Meaning and Epistemology: Responding to a Response

(Taking a cue from Colin’s post about Manali’s post, a comment has developed into a post.)

I think the difficulties presented in Colin’s post are indicative of inherent objections to Kant's conception of the ideal knower. While modern empiricism and Kant's transcendental idealism fundamentally conflict on metaphysical and epistemological issues, contemporary epistemologists, according to Harding and Code, hope to isolate the necessary and sufficient conditions for knowledge in the verification of sensory observation. Kant sought to elucidate the "necessary conditions of the possibility of experience," those a priori concepts in the mind which facilitate understanding, outside of social or empirical reality. This view of "pure understanding" as "a unity self-subsistent, self-sufficient, and not to be increased by any additions from without" seeks to divorce social reality and epistemology, to ignore their dialectical relationship, (Kant, Critique of Pure Reason, p. 102). Many epistemologists of disparate backgrounds actually dilute the objectivity of their accounts of knowledge production through an obsession with what Harding calls "weak objectivity." These approaches to epistemology bear a stifling effect upon socially denigrated voices, an instance of epistemology influencing social reality and social reality generating epistemologies. Epistemologists then serve the function of and are influenced by Heidegger's "They," facilitating a leveling down of social and individual possibilities.

Men are believed to know "what's best for women" through a certain social reality which both delegitimizes a female’s perspective and is legitimized by specific epistemologies; privileged white males promulgate theories of legitimate knowers, as fully rational and sufficiently able to achieve the favored version of objectivity, which in turn influence social reality. The concern is that by privileging one single mode of knowing, the essentialist, “universal” form, epistemologists are lending toward the oppression of the thereby marginalized groups, showing them to lack "real knowledge." Positivist epistemologists, according to Code, claim that value judgments are unverifiable and thus meaningless, while scientists endorsing "weak objectivity" claim to seek the eradication of social values from their work, (Code, 720). Both of these stances intertwine in many cases to suggest complacency in moral concerns within one's social reality.

One could offer another interpretation of the proposed "chicken-and-egg" problem between social reality and epistemology through the phenomenological lens of Maurice Merleau-Ponty. Whereas scientism would have us believe that all meaning can be derived from scientific investigation, through objectively empirical research, Merleau-Ponty directs his description of social reality with a study of personal meaning-making.
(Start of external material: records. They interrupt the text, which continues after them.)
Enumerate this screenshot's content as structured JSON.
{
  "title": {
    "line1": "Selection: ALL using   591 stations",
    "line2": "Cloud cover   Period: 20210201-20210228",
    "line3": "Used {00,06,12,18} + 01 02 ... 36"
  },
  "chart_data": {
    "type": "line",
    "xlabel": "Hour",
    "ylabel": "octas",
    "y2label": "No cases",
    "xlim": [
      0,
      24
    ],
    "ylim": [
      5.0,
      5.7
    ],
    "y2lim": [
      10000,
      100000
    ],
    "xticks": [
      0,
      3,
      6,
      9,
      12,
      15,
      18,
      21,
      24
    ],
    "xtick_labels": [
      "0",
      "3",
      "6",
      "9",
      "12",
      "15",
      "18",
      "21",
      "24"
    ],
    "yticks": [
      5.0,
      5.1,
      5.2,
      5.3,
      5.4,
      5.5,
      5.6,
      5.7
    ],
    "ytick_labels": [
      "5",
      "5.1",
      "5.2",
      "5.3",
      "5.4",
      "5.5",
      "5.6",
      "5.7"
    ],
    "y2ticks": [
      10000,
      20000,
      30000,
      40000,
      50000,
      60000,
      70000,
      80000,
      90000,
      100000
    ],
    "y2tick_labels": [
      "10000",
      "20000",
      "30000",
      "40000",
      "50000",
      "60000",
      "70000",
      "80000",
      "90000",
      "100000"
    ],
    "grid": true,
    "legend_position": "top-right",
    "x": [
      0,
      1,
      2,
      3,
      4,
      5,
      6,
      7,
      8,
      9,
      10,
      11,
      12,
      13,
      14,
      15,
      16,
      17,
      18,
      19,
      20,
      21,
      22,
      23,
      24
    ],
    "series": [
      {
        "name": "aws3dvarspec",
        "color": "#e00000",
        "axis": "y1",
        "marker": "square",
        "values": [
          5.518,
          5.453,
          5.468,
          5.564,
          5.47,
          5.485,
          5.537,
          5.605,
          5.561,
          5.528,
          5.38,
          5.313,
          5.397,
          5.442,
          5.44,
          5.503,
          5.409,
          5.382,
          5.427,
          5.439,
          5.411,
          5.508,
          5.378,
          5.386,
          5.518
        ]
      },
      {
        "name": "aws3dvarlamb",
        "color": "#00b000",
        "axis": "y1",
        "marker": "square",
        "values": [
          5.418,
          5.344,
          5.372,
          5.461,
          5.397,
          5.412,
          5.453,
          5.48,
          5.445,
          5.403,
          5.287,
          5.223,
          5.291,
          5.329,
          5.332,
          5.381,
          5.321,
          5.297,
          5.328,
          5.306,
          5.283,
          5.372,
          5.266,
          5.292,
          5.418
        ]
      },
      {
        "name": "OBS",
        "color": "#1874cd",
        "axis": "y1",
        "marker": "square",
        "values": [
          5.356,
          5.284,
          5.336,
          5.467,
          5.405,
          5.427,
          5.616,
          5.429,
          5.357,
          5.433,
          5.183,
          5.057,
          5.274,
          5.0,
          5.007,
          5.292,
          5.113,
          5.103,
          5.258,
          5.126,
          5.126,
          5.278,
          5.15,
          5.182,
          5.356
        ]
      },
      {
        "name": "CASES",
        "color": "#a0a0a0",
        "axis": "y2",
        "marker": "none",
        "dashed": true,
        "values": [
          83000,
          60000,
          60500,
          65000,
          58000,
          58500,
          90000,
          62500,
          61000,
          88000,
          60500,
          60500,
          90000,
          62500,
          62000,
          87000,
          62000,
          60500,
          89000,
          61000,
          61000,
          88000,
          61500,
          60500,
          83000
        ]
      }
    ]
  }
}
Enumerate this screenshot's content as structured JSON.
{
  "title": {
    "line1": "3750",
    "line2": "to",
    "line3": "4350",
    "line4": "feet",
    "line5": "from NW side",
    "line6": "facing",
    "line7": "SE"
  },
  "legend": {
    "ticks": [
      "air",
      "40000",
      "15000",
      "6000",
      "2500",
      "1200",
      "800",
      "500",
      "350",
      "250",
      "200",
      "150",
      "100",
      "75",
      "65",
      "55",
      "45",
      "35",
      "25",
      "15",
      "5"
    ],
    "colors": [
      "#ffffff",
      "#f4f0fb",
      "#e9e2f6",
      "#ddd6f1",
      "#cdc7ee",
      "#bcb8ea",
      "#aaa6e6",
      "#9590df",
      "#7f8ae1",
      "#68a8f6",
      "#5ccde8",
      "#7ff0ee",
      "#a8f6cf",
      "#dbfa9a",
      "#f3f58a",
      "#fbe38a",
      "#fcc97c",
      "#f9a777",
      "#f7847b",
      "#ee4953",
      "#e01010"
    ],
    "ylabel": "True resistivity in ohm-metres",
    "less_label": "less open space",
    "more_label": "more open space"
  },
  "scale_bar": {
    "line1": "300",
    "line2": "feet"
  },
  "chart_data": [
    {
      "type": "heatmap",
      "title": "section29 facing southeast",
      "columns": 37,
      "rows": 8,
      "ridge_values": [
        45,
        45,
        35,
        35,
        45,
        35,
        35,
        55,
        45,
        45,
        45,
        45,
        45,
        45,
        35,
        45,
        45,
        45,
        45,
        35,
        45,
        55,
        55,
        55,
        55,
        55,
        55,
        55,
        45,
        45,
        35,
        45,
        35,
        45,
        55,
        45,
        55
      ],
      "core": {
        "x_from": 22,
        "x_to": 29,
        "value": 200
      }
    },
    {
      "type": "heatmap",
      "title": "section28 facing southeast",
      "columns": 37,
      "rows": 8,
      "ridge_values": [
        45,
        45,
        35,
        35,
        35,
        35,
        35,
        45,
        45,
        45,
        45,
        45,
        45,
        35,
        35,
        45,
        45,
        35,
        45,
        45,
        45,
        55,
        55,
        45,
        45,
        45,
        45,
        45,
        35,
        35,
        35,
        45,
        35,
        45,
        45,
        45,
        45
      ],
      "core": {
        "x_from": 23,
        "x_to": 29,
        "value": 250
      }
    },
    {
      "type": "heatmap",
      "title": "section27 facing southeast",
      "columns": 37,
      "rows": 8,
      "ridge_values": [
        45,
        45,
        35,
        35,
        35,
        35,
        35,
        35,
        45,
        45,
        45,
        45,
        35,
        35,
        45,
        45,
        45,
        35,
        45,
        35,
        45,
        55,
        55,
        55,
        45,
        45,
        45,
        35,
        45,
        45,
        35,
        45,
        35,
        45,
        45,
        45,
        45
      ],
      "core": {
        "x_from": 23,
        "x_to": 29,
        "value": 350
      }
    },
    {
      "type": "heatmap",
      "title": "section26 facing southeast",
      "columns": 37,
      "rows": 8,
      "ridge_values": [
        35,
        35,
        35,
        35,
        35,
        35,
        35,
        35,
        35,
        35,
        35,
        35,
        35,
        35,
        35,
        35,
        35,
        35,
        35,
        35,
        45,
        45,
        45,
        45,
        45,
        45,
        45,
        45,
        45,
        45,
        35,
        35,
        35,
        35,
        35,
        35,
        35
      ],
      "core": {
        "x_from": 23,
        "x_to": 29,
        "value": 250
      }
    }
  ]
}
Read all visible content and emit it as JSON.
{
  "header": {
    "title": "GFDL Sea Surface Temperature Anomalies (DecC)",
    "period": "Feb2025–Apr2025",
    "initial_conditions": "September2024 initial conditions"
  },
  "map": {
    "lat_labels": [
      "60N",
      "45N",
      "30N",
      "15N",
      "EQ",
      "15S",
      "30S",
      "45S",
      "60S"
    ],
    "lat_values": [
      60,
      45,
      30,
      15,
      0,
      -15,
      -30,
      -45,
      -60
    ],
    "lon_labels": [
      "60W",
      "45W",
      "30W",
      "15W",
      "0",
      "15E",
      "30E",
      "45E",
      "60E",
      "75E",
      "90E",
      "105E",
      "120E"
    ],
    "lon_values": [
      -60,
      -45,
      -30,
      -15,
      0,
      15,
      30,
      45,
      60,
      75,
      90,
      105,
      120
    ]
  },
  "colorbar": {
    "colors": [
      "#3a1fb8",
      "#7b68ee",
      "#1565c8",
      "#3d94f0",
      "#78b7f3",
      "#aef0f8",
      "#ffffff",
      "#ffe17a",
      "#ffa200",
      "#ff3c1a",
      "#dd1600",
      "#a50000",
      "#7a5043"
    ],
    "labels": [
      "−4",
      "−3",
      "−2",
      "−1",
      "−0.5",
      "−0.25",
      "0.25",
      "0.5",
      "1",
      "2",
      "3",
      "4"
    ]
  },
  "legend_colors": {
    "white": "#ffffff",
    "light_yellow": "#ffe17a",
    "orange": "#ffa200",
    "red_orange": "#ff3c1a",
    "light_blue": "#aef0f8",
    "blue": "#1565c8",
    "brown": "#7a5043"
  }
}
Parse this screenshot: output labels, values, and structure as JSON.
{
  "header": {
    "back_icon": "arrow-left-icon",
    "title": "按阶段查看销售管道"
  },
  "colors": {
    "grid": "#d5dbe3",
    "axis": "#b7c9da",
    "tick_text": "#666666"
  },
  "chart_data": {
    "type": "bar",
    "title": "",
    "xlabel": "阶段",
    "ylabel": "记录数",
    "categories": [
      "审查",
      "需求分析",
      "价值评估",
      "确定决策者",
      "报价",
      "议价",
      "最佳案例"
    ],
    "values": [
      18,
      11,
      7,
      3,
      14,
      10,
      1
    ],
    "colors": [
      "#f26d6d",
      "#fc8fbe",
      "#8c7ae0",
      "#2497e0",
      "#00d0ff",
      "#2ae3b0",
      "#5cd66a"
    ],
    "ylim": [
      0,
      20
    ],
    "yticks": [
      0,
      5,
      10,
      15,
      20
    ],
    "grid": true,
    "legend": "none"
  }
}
Deemphasizing the importance of meaning in relation to scientific fact, the positivist epistemologist ignores an equally significant facet of knowing. Merleau-Ponty defines meaning-making as both centripetal and centrifugal, as both directed toward the subject through a social situatedness and outward from the subject onto her social reality. The perceived importance of social reality is defined by the bombardment of received meanings upon the “subject,” while the subject creates her own meaning in turn, influencing her environment. This account allows more fully for the political influence upon epistemologies as well as the selection and interpretation of scientific projects.

At first, in answering Colin’s question, I thought, “As long as social relations have existed, epistemology has existed. Once humans could articulate their thoughts coherently, surely someone was around to ask, ‘How do you know that? Are you sure?’” Ultimately, however, a viable answer to the “chicken-and-egg” issue would probably focus on an evolutionarily prior social reality, as exhibited in our nearest relatives, the great apes who presumably do not ask themselves epistemological questions.